The symptoms of Sylvia’s growing anxiety during the fall of 1952 were evident. Ed Cohen, 1000 miles away in Chicago, responded immediately to a letter she wrote in December, urging her to get counseling regardless of cost. Cohen wrote that he was concerned over her state of mind, “the agitation, the dissatisfaction, the unrest, the annoyance, the lack of co-ordination, the nervous tensions that mark the time that a person approaches the ultimate breaking point. Syl, honey, I think you’ve moved much too close over these past few months.” Ed knew her well by this time; he also knew that much of her concern for her family was concern for money. Despite this, his advice was “Shoot the cost!”

One must wonder why, if Ed Cohen could assess Sylvia’s health so accurately, no one else saw what was happening to her. Marcia Brown would have seen the changes, but living off campus meant that she saw Sylvia rarely. Dick might have noticed but he was hundreds of miles away and totally absorbed in his own health problems. Each of her teachers knew Sylvia only during this term. Even her mother, to whom she was writing about suicide, seemed to disregard the literal meanings of her daughter’s words. Perhaps Aurelia simply could not believe them; perhaps she did not know what to do about them. And it must also be recognized that Sylvia was usually an expert at assuming a confident manner.

The December holiday only added to her depression. Instead of catching up on studies (exams at Smith fell in late January), Sylvia was expected to spend the days before Christmas with Dick, who was home for the holiday, and then on December 26 she returned with him by train to Saranac for a week’s stay. Arrangements had been made for her to stay with the Lynns, a young physician who had himself had TB as a medical student, and his vivacious family. Although she did not admit it, Sylvia was disturbed by the Saranac plan. It assumed that she and Dick were inseparable and that she had nothing to do but spend her vacation with him. It also located her in the midst of a traditional family with, as she saw it, Dr. Lynn representing Dick, cured and returned to a dominant role in society, and his wife the helpmeet Sylvia was expected to become.

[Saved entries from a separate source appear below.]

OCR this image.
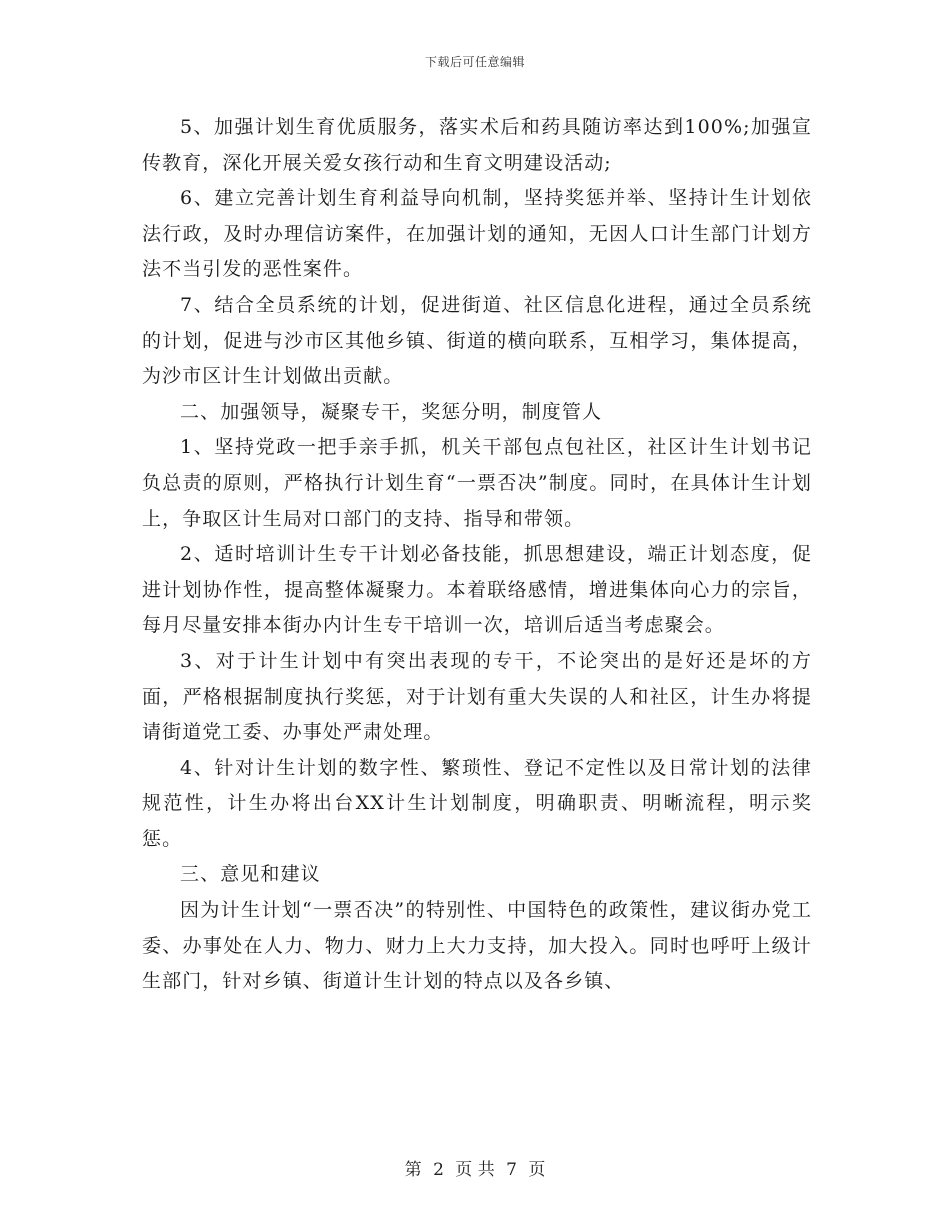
下载后可任意编辑

5、加强计划生育优质服务，落实术后和药具随访率达到100%;加强宣传教育，深化开展关爱女孩行动和生育文明建设活动;

6、建立完善计划生育利益导向机制，坚持奖惩并举、坚持计生计划依法行政，及时办理信访案件，在加强计划的通知，无因人口计生部门计划方法不当引发的恶性案件。

7、结合全员系统的计划，促进街道、社区信息化进程，通过全员系统的计划，促进与沙市区其他乡镇、街道的横向联系，互相学习，集体提高，为沙市区计生计划做出贡献。

二、加强领导，凝聚专干，奖惩分明，制度管人

1、坚持党政一把手亲手抓，机关干部包点包社区，社区计生计划书记负总责的原则，严格执行计划生育“一票否决”制度。同时，在具体计生计划上，争取区计生局对口部门的支持、指导和带领。

2、适时培训计生专干计划必备技能，抓思想建设，端正计划态度，促进计划协作性，提高整体凝聚力。本着联络感情，增进集体向心力的宗旨，每月尽量安排本街办内计生专干培训一次，培训后适当考虑聚会。

3、对于计生计划中有突出表现的专干，不论突出的是好还是坏的方面，严格根据制度执行奖惩，对于计划有重大失误的人和社区，计生办将提请街道党工委、办事处严肃处理。

4、针对计生计划的数字性、繁琐性、登记不定性以及日常计划的法律规范性，计生办将出台XX计生计划制度，明确职责、明晰流程，明示奖惩。

三、意见和建议

因为计生计划“一票否决”的特别性、中国特色的政策性，建议街办党工委、办事处在人力、物力、财力上大力支持，加大投入。同时也呼吁上级计生部门，针对乡镇、街道计生计划的特点以及各乡镇、

第 2 页 共 7 页
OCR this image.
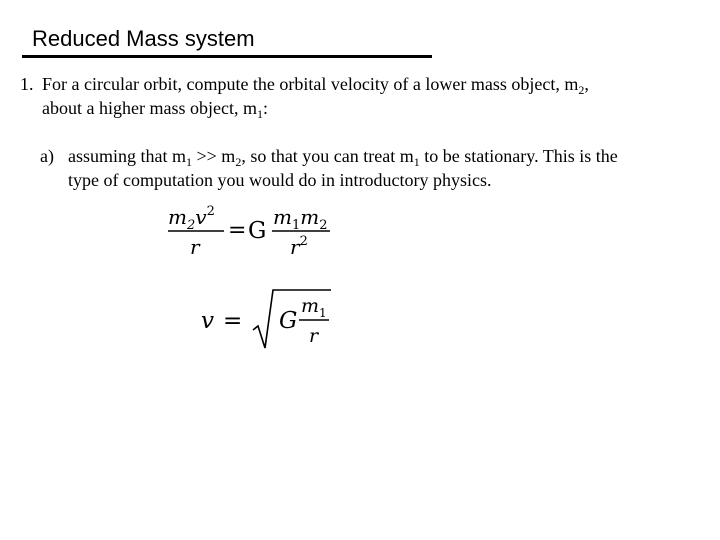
Reduced Mass system
1. For a circular orbit, compute the orbital velocity of a lower mass object, $m_2$,
about a higher mass object, $m_1$:
a) assuming that $m_1 >> m_2$, so that you can treat $m_1$ to be stationary. This is the
type of computation you would do in introductory physics.
$m_2v^2$
r
= G
$m_1m_2$
$r^2$
v = G
$m_1$
r
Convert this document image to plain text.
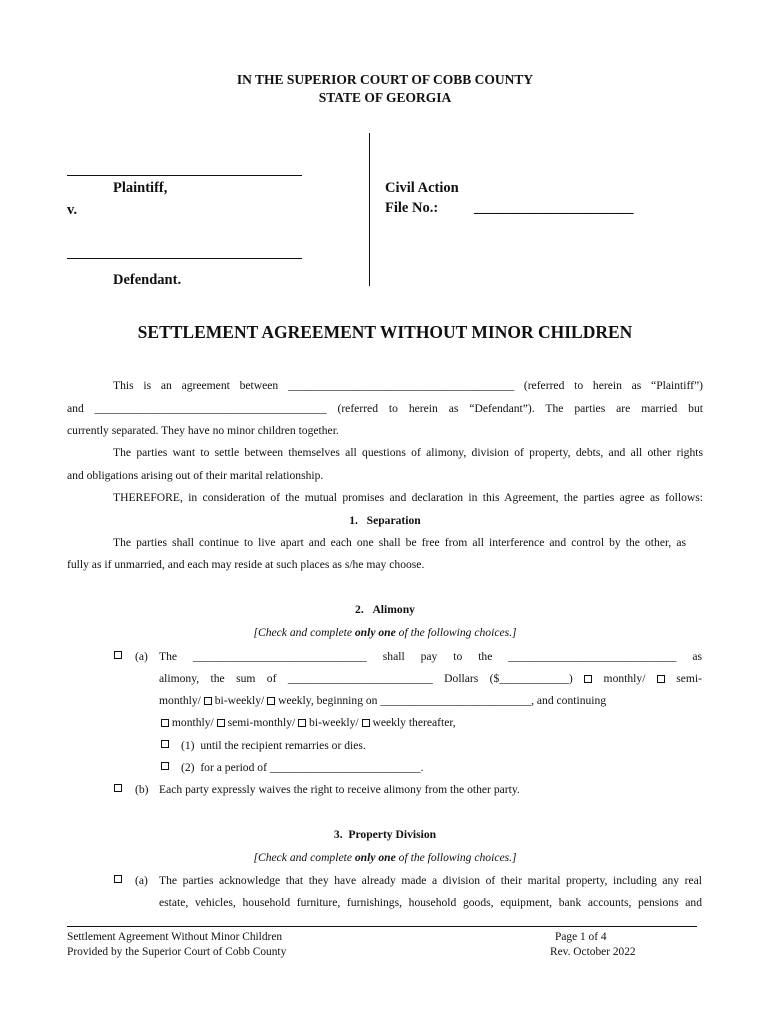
IN THE SUPERIOR COURT OF COBB COUNTY
STATE OF GEORGIA
Plaintiff,
v.
Defendant.
Civil Action
File No.: ______________________
SETTLEMENT AGREEMENT WITHOUT MINOR CHILDREN
This is an agreement between _______________________________________ (referred to herein as “Plaintiff”)
and ________________________________________ (referred to herein as “Defendant”). The parties are married but
currently separated. They have no minor children together.
The parties want to settle between themselves all questions of alimony, division of property, debts, and all other rights
and obligations arising out of their marital relationship.
THEREFORE, in consideration of the mutual promises and declaration in this Agreement, the parties agree as follows:
1.   Separation
The parties shall continue to live apart and each one shall be free from all interference and control by the other, as
fully as if unmarried, and each may reside at such places as s/he may choose.
2.   Alimony
[Check and complete only one of the following choices.]
(a) The ______________________________ shall pay to the _____________________________ as
alimony, the sum of _________________________ Dollars ($____________)	monthly/	semi-
monthly/ bi-weekly/ weekly, beginning on __________________________, and continuing
monthly/ semi-monthly/ bi-weekly/ weekly thereafter,
(1)  until the recipient remarries or dies.
(2)  for a period of __________________________.
(b) Each party expressly waives the right to receive alimony from the other party.
3.  Property Division
[Check and complete only one of the following choices.]
(a) The parties acknowledge that they have already made a division of their marital property, including any real
estate, vehicles, household furniture, furnishings, household goods, equipment, bank accounts, pensions and
Settlement Agreement Without Minor Children
Provided by the Superior Court of Cobb County
Page 1 of 4
Rev. October 2022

By this time, Sylvia knew that she did not love Norton, but there are indications that they talked seriously about getting married soon after they arrived at Saranac. The next day — angry with herself for not being honest with him — she went downhill skiing, with Dick, who did not himself ski, as her teacher. Her re-creation of the scene in
The
Bell
Jar
seems accurate. After a fleeting sense of freedom, she crashed. Her leg was severely broken.